Last year or so, AMD showed off a prototype of an upcoming dual-Fiji card. The two-headed cat eventually came out of the bag, and it was shown to the world as the Radeon Pro Duo. While AMD initially hinted at the Pro Duo being a new breed of gaming monster, the company is now billing the card as a simple, easy-to-install solution for VR developers and other professional users. There's a burning question, though: "how well does it game?" Well, PC Perspective got a hold of one of these babies and put it through its paces.
The Radeon Pro Duo has two full-sized Fiji GPUs and 8GB of HBM RAM. That sounds oddly close to a couple of R9 Nanos, and if you think "Nanos-on-a-stick," you're close enough for most purposes. Since the Pro Duo is a high-powered card, PC Perspective ran its testing at 2560×1440 and 3840×2160 with all the pretties turned up. The main comparison points we'll be looking at are a pair of Radeon R9 Nanos and a similar set of GeForce GTX 980 Ti cards. Let's see how things shook out.
The Radeon Pro Duo showed off its grunt in Fallout 4. Average FPS was quite high even while playing at 4K, often staying around or above 60 FPS. As we repeatedly drill into everyone's heads, though, average FPS numbers by themselves are meaningless if those frames aren't being delivered steadily—or, in other words, if the game you're playing stutters or doesn't otherwise feel completely smooth. Similar-looking FPS averages can turn out to be very different stories in practice.
When it comes to frame times in Fallout 4 at 2560×1440, PC Perspective found that the Radeon Pro Duo and R9 Nano put in a respectable showing, with relatively small frame variation. The set of 980 Ti cards was better overall, but the difference looks to be nothing to write home about. The story is roughly the same at 4K resolution.
The PC version of GTA V is a very pretty game, and great graphics beget great horsepower. The Radeon Pro Duo ought to be at home here, and the initial FPS average measurements seem to indicate it is. That feeling probably only lasted until PC Perspective actually played the game, though. Put simply, the frame time variation displayed by the Radeon Pro Duo and the pair of Nanos is through the roof.
The line graphs look like something Cthulhu would use to comb his barbels, with spikes over the 50-ms range. Meanwhile, the pair of 980 Tis is wondering what all the fuss is about. PC Perspective's results seem to indicate that CrossFire support could use some work.
Rise of the Tomb Raider is the latest installment in the now decades-long series, and one would have to be blind to say it's not a gorgeous game. At 2560×1440, the Radeon Pro Duo and Nanos put up a decent enough showing, with the usual caveat of less-than-optimal smoothness due to frame time variation. At 4K, however, things take a turn for the worse, and something happens to the Radeon cards.
The initial part of the benchmark is peppered by extreme variation in frame times. We can only guess at what happens, but the cards in the red team behave fine for the rest of the benchmark. The problem is exclusive to CrossFire, however—the single Fury X in PC Perspective's results doesn't exhibit this strange behavior. Neither does the pair of GTX 980 Tis.
Witcher 3 is the most gorgeous PC game out there (there, I said it), and it tends to runs pretty well despite its graphical flourishes. Unless you're using a pair of Radeon GPUs, that is. This is sounding like a skipping CD, but something is up with CrossFire. The Radeon Pro Duo, the set of Nanos, and the Radeon R9 295 X2 all exhibit the same wild variations in the initial stages of benchmarking, akin to what happened with Rise of the Tomb Raider at 4K.
The thing is, it happens with Witcher 3 at both 2560×1400 and 4K resolutions. And yes, we're writing the same thing over and over again: the 980 Ti set takes things in stride even at the highest resolution, with small and steady variation in frame times.

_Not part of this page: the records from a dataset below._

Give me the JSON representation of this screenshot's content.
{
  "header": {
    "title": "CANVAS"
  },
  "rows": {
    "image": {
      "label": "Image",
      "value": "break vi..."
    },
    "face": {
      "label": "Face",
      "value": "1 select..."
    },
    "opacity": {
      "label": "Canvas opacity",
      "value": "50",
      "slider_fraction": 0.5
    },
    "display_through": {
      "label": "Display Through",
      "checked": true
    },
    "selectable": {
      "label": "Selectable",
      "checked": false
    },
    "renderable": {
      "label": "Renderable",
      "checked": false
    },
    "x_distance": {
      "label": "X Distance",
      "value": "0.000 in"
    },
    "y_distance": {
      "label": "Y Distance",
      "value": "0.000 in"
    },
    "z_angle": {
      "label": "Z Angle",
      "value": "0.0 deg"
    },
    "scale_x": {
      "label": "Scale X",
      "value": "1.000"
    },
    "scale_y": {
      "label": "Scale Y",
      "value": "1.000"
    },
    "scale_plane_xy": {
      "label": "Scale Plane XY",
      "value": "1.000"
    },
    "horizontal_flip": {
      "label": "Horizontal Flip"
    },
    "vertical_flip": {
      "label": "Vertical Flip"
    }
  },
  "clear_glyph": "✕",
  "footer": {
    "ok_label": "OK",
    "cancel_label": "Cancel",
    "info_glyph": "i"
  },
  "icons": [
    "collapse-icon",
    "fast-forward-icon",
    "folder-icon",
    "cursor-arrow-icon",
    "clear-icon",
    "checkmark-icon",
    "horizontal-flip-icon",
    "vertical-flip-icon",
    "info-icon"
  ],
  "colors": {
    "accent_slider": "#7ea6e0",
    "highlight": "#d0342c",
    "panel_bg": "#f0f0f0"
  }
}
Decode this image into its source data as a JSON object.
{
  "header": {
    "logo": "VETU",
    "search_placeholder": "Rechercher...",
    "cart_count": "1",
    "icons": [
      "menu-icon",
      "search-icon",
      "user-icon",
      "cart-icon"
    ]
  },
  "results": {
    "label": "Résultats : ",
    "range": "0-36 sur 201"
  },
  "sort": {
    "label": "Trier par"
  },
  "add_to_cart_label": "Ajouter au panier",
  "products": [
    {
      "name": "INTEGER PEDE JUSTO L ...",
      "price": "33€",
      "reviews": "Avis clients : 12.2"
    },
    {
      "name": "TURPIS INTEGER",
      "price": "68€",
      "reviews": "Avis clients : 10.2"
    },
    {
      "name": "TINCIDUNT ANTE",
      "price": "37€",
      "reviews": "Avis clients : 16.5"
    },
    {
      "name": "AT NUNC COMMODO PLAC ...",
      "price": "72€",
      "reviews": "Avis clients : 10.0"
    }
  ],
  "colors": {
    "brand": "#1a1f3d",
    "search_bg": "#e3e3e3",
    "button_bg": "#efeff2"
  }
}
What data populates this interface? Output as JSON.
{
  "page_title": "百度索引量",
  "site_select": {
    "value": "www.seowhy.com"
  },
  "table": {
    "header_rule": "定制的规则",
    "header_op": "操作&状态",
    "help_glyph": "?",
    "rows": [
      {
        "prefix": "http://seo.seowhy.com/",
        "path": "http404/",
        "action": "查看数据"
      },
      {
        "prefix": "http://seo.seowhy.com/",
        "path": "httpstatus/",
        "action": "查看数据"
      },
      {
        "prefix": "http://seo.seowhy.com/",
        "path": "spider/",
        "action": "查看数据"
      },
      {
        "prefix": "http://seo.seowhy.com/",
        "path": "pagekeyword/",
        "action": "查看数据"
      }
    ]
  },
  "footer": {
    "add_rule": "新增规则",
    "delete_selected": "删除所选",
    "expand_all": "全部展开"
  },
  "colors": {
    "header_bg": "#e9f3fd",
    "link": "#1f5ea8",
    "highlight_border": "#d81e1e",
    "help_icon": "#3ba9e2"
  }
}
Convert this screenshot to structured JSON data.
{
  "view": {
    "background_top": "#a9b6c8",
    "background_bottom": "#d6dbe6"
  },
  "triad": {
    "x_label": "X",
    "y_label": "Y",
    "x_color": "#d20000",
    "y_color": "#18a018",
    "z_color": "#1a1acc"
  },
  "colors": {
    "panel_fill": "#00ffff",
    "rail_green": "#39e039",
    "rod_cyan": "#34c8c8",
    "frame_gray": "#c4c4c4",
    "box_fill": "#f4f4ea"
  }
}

The Radeon Pro Duo isn't being positioned as a solution for gamers, with some good reasons. The card's raw performance is akin to a pair of R9 Nanos. However, a pair of Nanos will currently set you back around $1000, while a Radeon Pro Duo goes for $1500. When comparing power consumption figures, the pair of Nanos and the Pro Duo come up evenly matched, too. However, two R9 Nanos will require two PCIe slots. They're dual-height cards, too, and you'll ideally keep some distance between them, so space is a concern when it comes to setting them up. Having this much horsepower in a single card may be quite appealing to some.